Narrative Journeys – The narrative journey maps do a good job of illustrating how you can take a persona and lead them through a common or presumed path through your site or product. We take Steve and Raquel through a common problem they might be trying to solve and walk through what we assume are the steps. Adding in the comments/questions/ideas, and you’re starting to get a picture of just what they will experience. This is one of my favorite exercises because it highlights problems that would be overlooked if you didn’t get it all down on the sticky notes.

Wireframes – Wireframes are a departure from the personas/narratives. Now is the time to implement the information architecture and interface for the site or product. Hopefully with these you can start to run the personas through them and ask if you think it solves their problem. If you can test with some users, that’s even better. But if you only have the ad-hoc personas and limited time, the wireframes will have to be vetted against your best guesses. It’s still much more desirable than no testing at all. The wireframes are also heavily annotated, which is an awesome way to show what you were thinking and how you would implement an interaction. It would give a designer or a developer something to go on if you weren’t around to lead them through each detail.
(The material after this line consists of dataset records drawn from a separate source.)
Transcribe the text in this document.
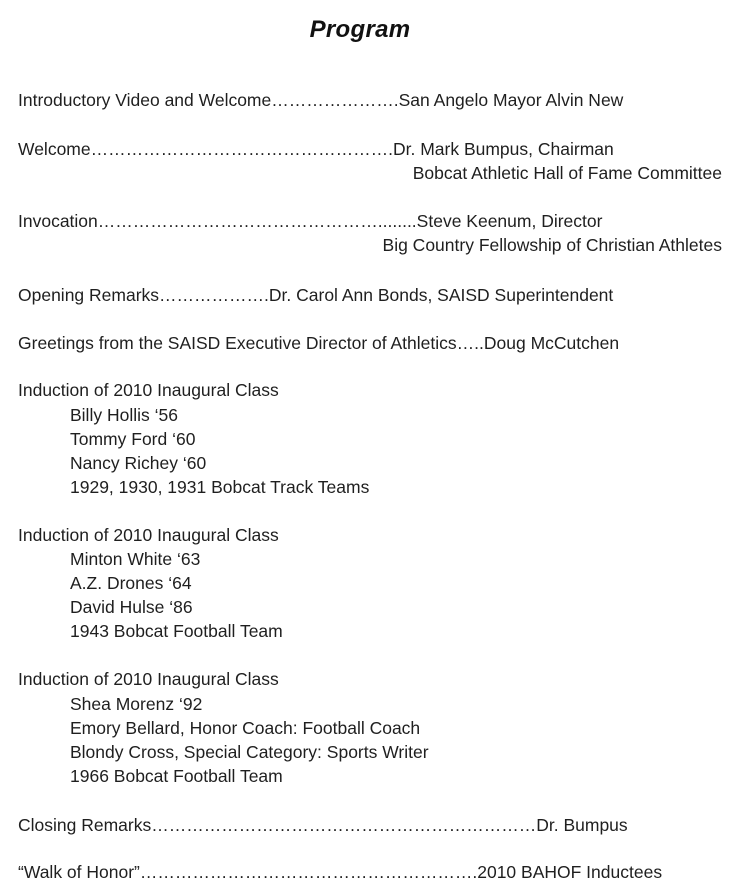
Program
Introductory Video and Welcome………………….San Angelo Mayor Alvin New
Welcome…………………………………………….Dr. Mark Bumpus, Chairman
Bobcat Athletic Hall of Fame Committee
Invocation…………………………………………........Steve Keenum, Director
Big Country Fellowship of Christian Athletes
Opening Remarks……………….Dr. Carol Ann Bonds, SAISD Superintendent
Greetings from the SAISD Executive Director of Athletics…..Doug McCutchen
Induction of 2010 Inaugural Class
Billy Hollis ‘56
Tommy Ford ‘60
Nancy Richey ‘60
1929, 1930, 1931 Bobcat Track Teams
Induction of 2010 Inaugural Class
Minton White ‘63
A.Z. Drones ‘64
David Hulse ‘86
1943 Bobcat Football Team
Induction of 2010 Inaugural Class
Shea Morenz ‘92
Emory Bellard, Honor Coach: Football Coach
Blondy Cross, Special Category: Sports Writer
1966 Bobcat Football Team
Closing Remarks…………………………………………………………Dr. Bumpus
“Walk of Honor”………………………………………………….2010 BAHOF Inductees
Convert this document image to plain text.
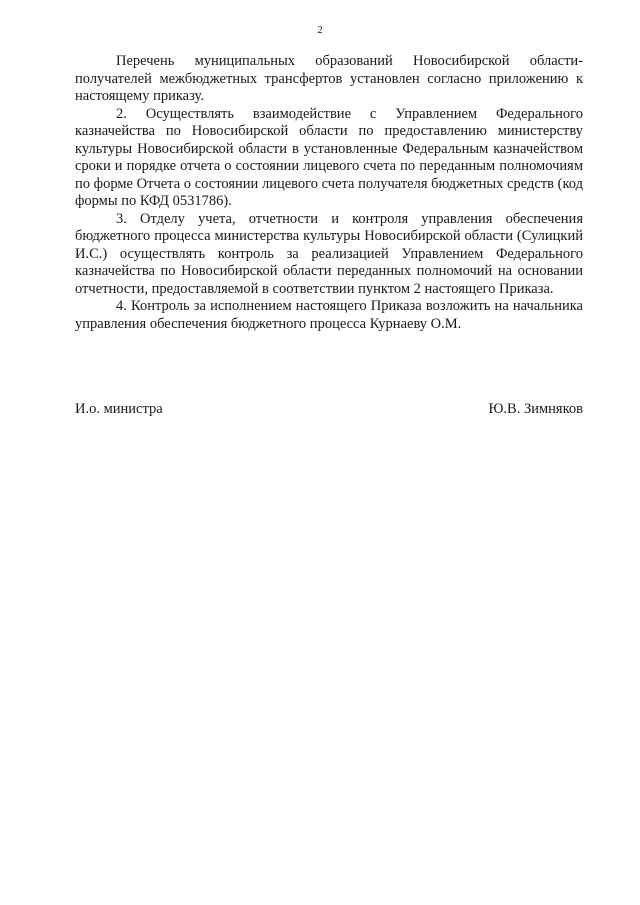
2

Перечень муниципальных образований Новосибирской области-получателей межбюджетных трансфертов установлен согласно приложению к настоящему приказу.

2. Осуществлять взаимодействие с Управлением Федерального казначейства по Новосибирской области по предоставлению министерству культуры Новосибирской области в установленные Федеральным казначейством сроки и порядке отчета о состоянии лицевого счета по переданным полномочиям по форме Отчета о состоянии лицевого счета получателя бюджетных средств (код формы по КФД 0531786).

3. Отделу учета, отчетности и контроля управления обеспечения бюджетного процесса министерства культуры Новосибирской области (Сулицкий И.С.) осуществлять контроль за реализацией Управлением Федерального казначейства по Новосибирской области переданных полномочий на основании отчетности, предоставляемой в соответствии пунктом 2 настоящего Приказа.

4. Контроль за исполнением настоящего Приказа возложить на начальника управления обеспечения бюджетного процесса Курнаеву О.М.

И.о. министра	Ю.В. Зимняков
All these things give someone conducting an interview ample material to ask you about and delve into your process and ideas. Kyriakos went from not really having anything to show to having something that is probably going to put him at an advantage against people who show up with nothing (or in some cases, just with screenshots of finished projects).

Best of luck to you

Remember: employers and interviewers want to know what you can do for them if they hire you, not necessarily what you’ve done in the past. Showing previously done work is a great way to show what you’re capable, but so is a work sample or mock portfolio. This is especially true if you’re new to the field or are interviewing for a entry to mid-level position. Certainly don’t ever show up with nothing. I’ve interviewed a fair number of UX candidates over the last year, and probably half of them don’t even come prepared with as much material as Kyriakos provided.

Feel free to contact me if you want some more ideas or advice. I love to talk UX and I especially love helping others. If you found this blog by trying to research UX portfolios or UX interviews, let me know, and good luck!

I love all things experience design. I work as a Principal Service Experience Designer at Intuit in Mountain View, CA.
  • Ezgi

    Awesome blog, I find it to be really useful, and thanks for all the help!

  • Satu

    Excellent article! A work sample portfolio is a great idea also for people like me who have been working mostly with a company’s internal, non-commercial designs which cannot be shared.